- Born: 1963 Shanghai, China
- Education: California State Polytechnic University, Pomona
- Occupation: Businessman
- Title: Executive Chairman of Shein Group

= Donald Tang =

American businessman

Donald Tang is a Chinese-American billionaire businessman who serves as executive chairman of Shein Group, a global online on-demand fashion retailer. He is the former vice chairman of Bear Stearns and former chairman and CEO of Bear Stearns Asia. He also founded Tang Media Partners.

==Early life and education==
Tang was born in Shanghai, China, where his parents were college professors. At the age of 18, in 1982, he followed his girlfriend Jean to Los Angeles after she and her family immigrated to America. After he arrived in Los Angeles, Jean and Donald married, and they both became U.S. citizens. Working in a series of restaurant jobs to finance his education, Tang graduated from California State Polytechnic University, Pomona, in 1986 with a chemical engineering degree.

==Career==
===Finance career===
Tang's career in finance began at Merrill Lynch & Co. in 1987 on the institutional equity sales team, later moving to Lehman Brothers and concentrating on fixed income institutional sales. He joined Bear Stearns in 1992 in Los Angeles as senior managing director of investment banking. In 1993, he was appointed president and chief executive officer of Bear Stearns Asia and moved to its Hong Kong office, subsequently being named chairman of Bear Stearns Asia. From 1993 to 1999, he built up its Asian operations, opening offices in China and Singapore. While in Hong Kong, Tang was elected to the board of directors of Bear Stearns & Co. in 1997.

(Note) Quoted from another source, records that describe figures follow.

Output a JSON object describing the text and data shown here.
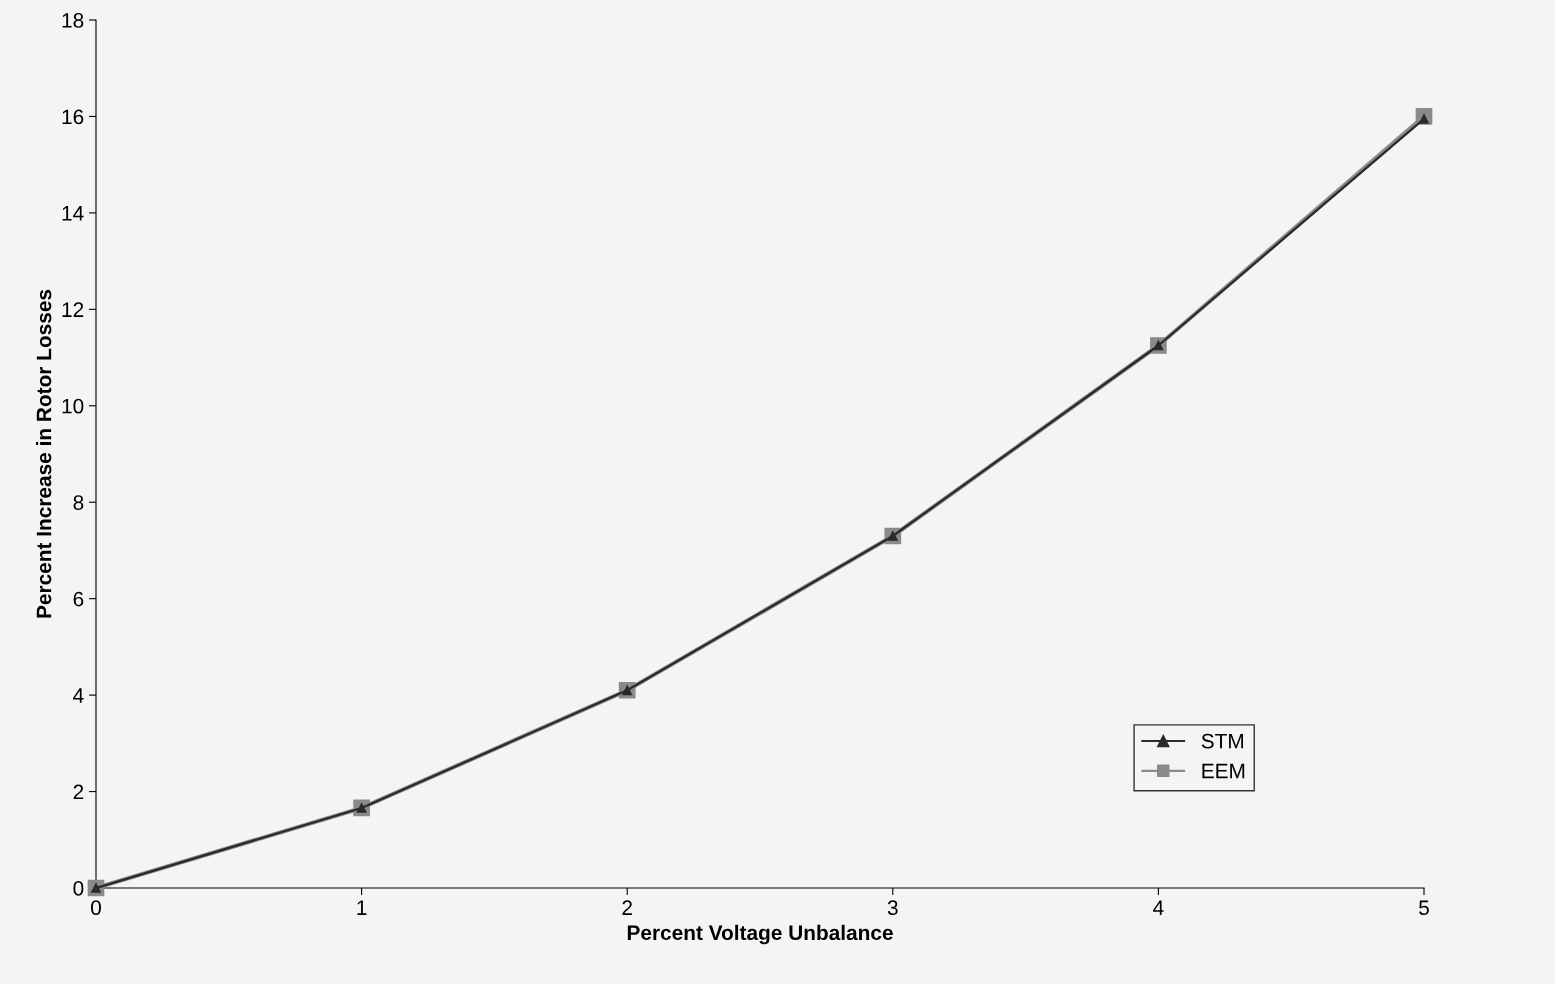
{
  "chart_data": {
    "type": "line",
    "xlabel": "Percent Voltage Unbalance",
    "ylabel": "Percent Increase in Rotor Losses",
    "x": [
      0,
      1,
      2,
      3,
      4,
      5
    ],
    "series": [
      {
        "name": "STM",
        "color": "#2a2a2a",
        "marker": "triangle",
        "values": [
          0,
          1.66,
          4.1,
          7.3,
          11.25,
          15.95
        ]
      },
      {
        "name": "EEM",
        "color": "#8a8a8a",
        "marker": "square",
        "values": [
          0,
          1.66,
          4.1,
          7.3,
          11.25,
          16.0
        ]
      }
    ],
    "xlim": [
      0,
      5
    ],
    "xticks": [
      0,
      1,
      2,
      3,
      4,
      5
    ],
    "ylim": [
      0,
      18
    ],
    "yticks": [
      0,
      2,
      4,
      6,
      8,
      10,
      12,
      14,
      16,
      18
    ],
    "grid": false,
    "legend": "bottom right",
    "line_style": "solid"
  }
}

In March 1999, Tang moved to Chicago and managed the Bear Stearns Midwest Region. In 2001, he was elected vice chairman of the Bear Stearns board of directors. Later in 2001 he was transferred to Los Angeles, with a dual mandate to both manage its West Coast operations and, as chairman and CEO of Bear Stearns Asia, to supervise all activity in Asia. In 2003, Tang was appointed chairman and president of Bear Stearns International Holdings.

Tang advised an arm of the CITIC Group during its $1.15 billion acquisition of Nations Energy in Kazakhstan. He led the Bear Stearns team representing Hunan Valin Group, a Chinese steel company, when it sold a 37% stake to Mittal Steel Company (now ArcelorMittal) in what was then the largest acquisition by an international strategic investor of a Chinese-listed firm.

Under Tang's leadership, Bear Stearns Asia was the financial advisor to the telecommunications giant China Mobile and jointly led its secondary offering. Bear Stearns was the financial advisor and co-lead manager for the IPO of China Telecom. Bear Stearns Asia under Tang was also the financial advisor for Guangshen Railway Co Ltd., Beijing Yanhua Petrochemical Ltd., and Yanzhou Coal Mining Co Ltd., arranging financial transactions in their respective industries.

===Career in media===
In 2012, Tang facilitated the deal that resulted in Dalian Wanda, a leading Chinese conglomerate, acquiring AMC Entertainment Holdings for $2.6 billion.

In 2015, he founded Tang Media Productions (TMP), a media holding company based in Los Angeles and Shanghai. In June 2016, Tang Media Productions acquired majority ownership of the international film, television, and music production sales and distribution company IM Global, and announced a partnership involving IM Global and China's social media giant Tencent to form a new television production joint venture called IM Global TV. In 2017, Tang Media Partners purchased the U.S. motion picture distributor Open Road Films from AMC and Regal, and created Global Road Entertainment as an operating unit incorporating Open Road, IM Global, and IM Global TV.

===Shein===
In November 2022, Tang joined global online on-demand fashion retailer Shein Group as executive vice chairman, after having served as advisor to the company's CEO and cofounder Chris Xu (Sky Xu) for over a year.

As of August 2023, Tang is executive chairman of Shein Group. Under his stewardship, Shein and SPARC group entered into an agreement to expand Shein's retail reach.

==Board memberships==
Tang is a former member of the boards of trustees of Los Angeles County Museum of Art (LACMA),
California Institute of Technology, UCLA Medical Center, and RAND Corporation.

He is a former member of the board of councilors of USC Annenberg School for Communication and Journalism.